A number you don't call from is invisible to you and disposable to your carrier. That's a bad combination when the number is the one holding up your bank, your Apple ID, and half your logins.

If you keep a separate SIM for two-factor codes — or a cheap prepaid line you only handed to your bank and a few important accounts — this is the one worth protecting. And it's the one quietly counting down right now.

The trap: low use, high stakes

Carriers measure whether a prepaid number is "yours" by activity. Stop using it and the clock starts; let it run out and the number gets suspended, then recycled, then handed to someone else. (The full timeline is in what happens when you stop using a prepaid SIM.)

Now think about which numbers you actually leave idle. Not the one you call and text on all day. It's the quiet ones: the SIM dedicated to security codes, the second line you gave your bank, the number tied to a crypto exchange you check twice a year. You keep them because they're important, and you never use them because they're important. So they're exactly the ones that lapse.

What actually breaks when the number goes

Losing the number isn't the damage. The cascade is.

  • Banking: codes texted to a dead number never arrive. Some banks make phone-based recovery the only door, and now it's locked.
  • Apple ID / Google: account recovery and trusted-number checks lean on SMS. Lose the number and recovery gets much harder.
  • WhatsApp: it keeps running while installed, but the day you reinstall or switch phones it wants an SMS code to that number — and there's no number to send it to.
  • Everything else with "text me a code": crypto exchanges, government portals, work logins.

The worst case isn't just losing access. A recycled number gets reassigned to a real stranger — who can then receive codes and reset links meant for accounts you forgot were tied to it.

Why reminders and carrier apps don't cover this

A plain reminder tells you a date is coming. It can't perform the action, it doesn't know what your specific carrier counts as activity, and it's the easiest thing in the world to snooze for a number you never think about.

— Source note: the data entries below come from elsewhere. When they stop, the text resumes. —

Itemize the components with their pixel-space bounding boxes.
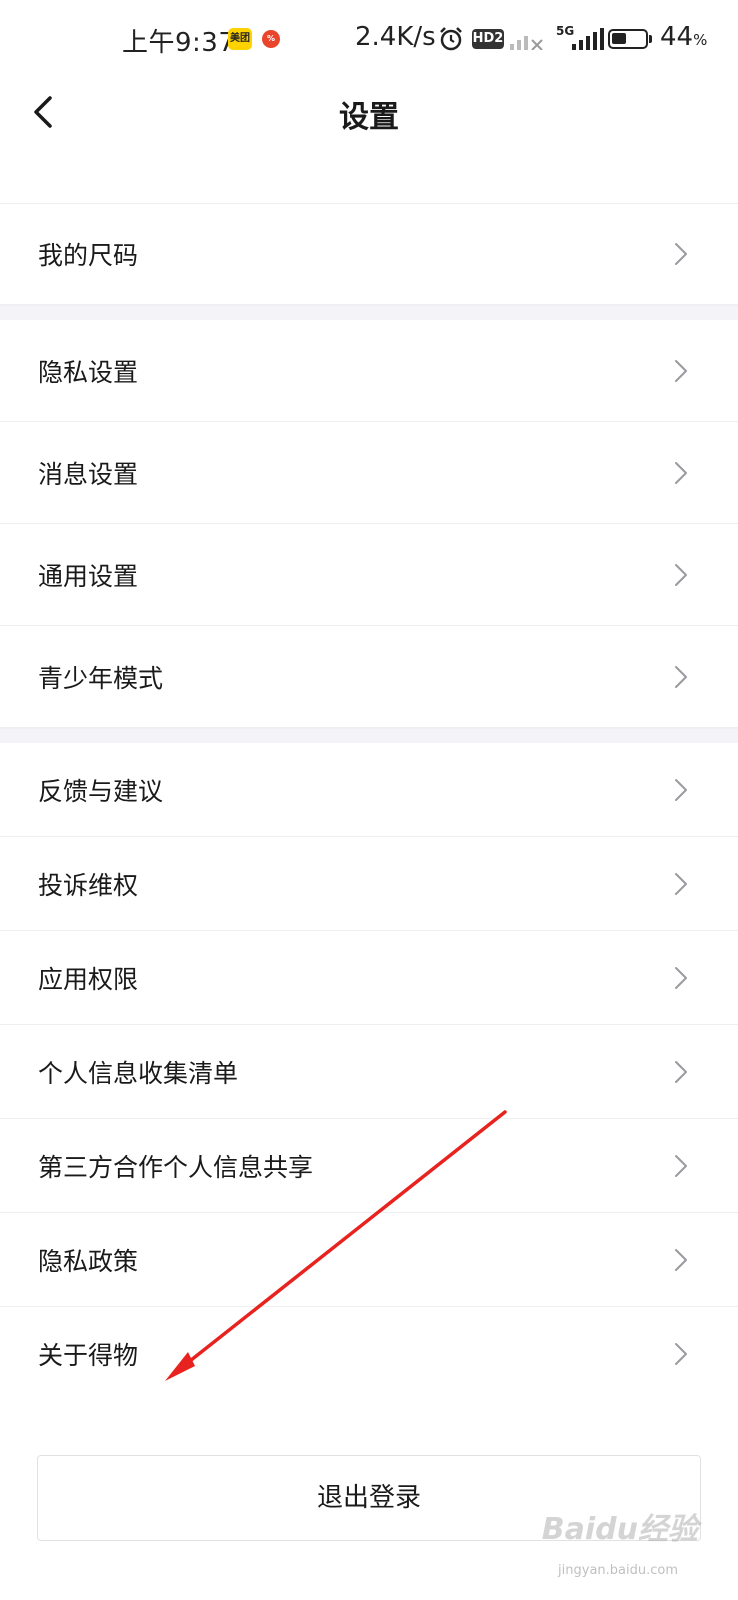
alarm-icon: [440, 27, 462, 51]
settings-list: 我的尺码隐私设置消息设置通用设置青少年模式反馈与建议投诉维权应用权限个人信息收集…: [0, 203, 738, 1401]
section-gap: [0, 728, 738, 743]
settings-row[interactable]: 隐私政策: [0, 1213, 738, 1307]
section-gap: [0, 305, 738, 320]
settings-row-label: 应用权限: [38, 964, 139, 994]
chevron-right-icon: [675, 461, 687, 484]
settings-row[interactable]: 青少年模式: [0, 626, 738, 728]
battery-icon: [608, 29, 648, 49]
status-bar: 上午9:37 美团 % 2.4K/s HD2 5G 44%: [0, 0, 738, 80]
chevron-right-icon: [675, 665, 687, 688]
network-speed: 2.4K/s: [355, 22, 436, 52]
settings-row[interactable]: 投诉维权: [0, 837, 738, 931]
settings-row-label: 青少年模式: [38, 663, 164, 693]
chevron-right-icon: [675, 778, 687, 801]
app-notification-icon: %: [262, 30, 280, 48]
settings-row[interactable]: 隐私设置: [0, 320, 738, 422]
chevron-right-icon: [675, 359, 687, 382]
chevron-right-icon: [675, 1154, 687, 1177]
watermark-url: jingyan.baidu.com: [558, 1563, 678, 1578]
settings-row-label: 个人信息收集清单: [38, 1058, 239, 1088]
signal-1-icon: [510, 36, 543, 50]
nav-header: 设置: [0, 80, 738, 200]
settings-row[interactable]: 消息设置: [0, 422, 738, 524]
page-title: 设置: [339, 100, 399, 135]
settings-row-label: 反馈与建议: [38, 776, 164, 806]
watermark-logo: Baidu经验: [541, 1512, 698, 1547]
settings-row[interactable]: 我的尺码: [0, 203, 738, 305]
settings-row[interactable]: 关于得物: [0, 1307, 738, 1401]
settings-row[interactable]: 个人信息收集清单: [0, 1025, 738, 1119]
settings-row[interactable]: 应用权限: [0, 931, 738, 1025]
hd-voice-icon: HD2: [472, 29, 504, 49]
chevron-right-icon: [675, 966, 687, 989]
settings-row-label: 关于得物: [38, 1341, 139, 1370]
battery-percent: 44%: [660, 22, 708, 52]
chevron-right-icon: [675, 243, 687, 265]
settings-row[interactable]: 第三方合作个人信息共享: [0, 1119, 738, 1213]
settings-row[interactable]: 反馈与建议: [0, 743, 738, 837]
battery-fill: [612, 33, 626, 44]
chevron-right-icon: [675, 1248, 687, 1271]
settings-row-label: 通用设置: [38, 561, 139, 591]
status-time: 上午9:37: [122, 28, 236, 58]
settings-row-label: 隐私政策: [38, 1246, 139, 1276]
settings-row-label: 隐私设置: [38, 357, 139, 387]
settings-row-label: 投诉维权: [38, 870, 139, 900]
settings-row-label: 消息设置: [38, 459, 139, 489]
signal-2-icon: [572, 28, 604, 50]
meituan-notification-icon: 美团: [228, 28, 252, 50]
chevron-right-icon: [675, 1343, 687, 1365]
settings-row-label: 我的尺码: [38, 241, 139, 270]
settings-row-label: 第三方合作个人信息共享: [38, 1152, 314, 1182]
settings-row[interactable]: 通用设置: [0, 524, 738, 626]
chevron-right-icon: [675, 1060, 687, 1083]
chevron-right-icon: [675, 872, 687, 895]
chevron-right-icon: [675, 563, 687, 586]
battery-tip: [649, 35, 652, 43]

Carrier apps don't solve it either. Each one watches a single line on a single account. If your important numbers are spread across two carriers — say a home-country SIM and a local one — no single app sees them together. The number you most need to watch is usually the one with no app watching it.

A KeepSim Home Screen widget showing at-risk numbers and how many days until each one needs activity.
A widget keeps the number you never open in front of you — without opening anything.

Keep the invisible SIM visible

The fix for a low-frequency, high-stakes chore is to make it impossible to forget. Give each important number its own countdown, and put the at-risk ones somewhere you already look.

That's what KeepSim does. Every line gets a per-SIM countdown. A Home Screen or Lock Screen widget surfaces whatever is closest to lapsing, so the number you never use stays in view. When one comes due, a single tap opens a prepared keep-alive action instead of leaving you to remember what your carrier needs.

And because these are sensitive numbers, the design matches: KeepSim is local-first — no account, nothing sent to a server, and numbers shown masked by default. The line you're guarding against fraud isn't sitting in someone else's cloud.

Give your invisible SIM a countdown

Track every important number in one place, see the at-risk ones on your Home Screen, and act in one tap — before a missed code costs you a login. Local-first, no account.

Get KeepSim on the App Store

Common questions

What happens to my bank account if my SIM number is recycled?

If your bank texts codes to a recycled number, you may stop receiving them — and whoever later gets that number could. Recovery without the number can be slow. Keep the number active, or move two-factor to an authenticator app, before the line lapses.

Does losing my number lock me out of WhatsApp?

Not right away. WhatsApp keeps working while installed, but reinstalling or switching phones triggers an SMS re-verification to that number. If the number is gone, so is that path back in.

How do I keep a SIM I never use active?

Most carriers reset the clock with one billable action before the deadline. The hard part is remembering the date for a line you never open — so track each line.

Is it safe to keep my numbers in an app?

It depends on the app. KeepSim is local-first: no account, numbers stay on your device, shown masked by default.

Last reviewed June 2026. Carrier and account-recovery policies change and vary by provider and country — treat this as general guidance and confirm the specifics with your carrier and your bank. KeepSim is a personal reminder tool; it does not provide telecom service, send messages on your behalf, or keep numbers active for you.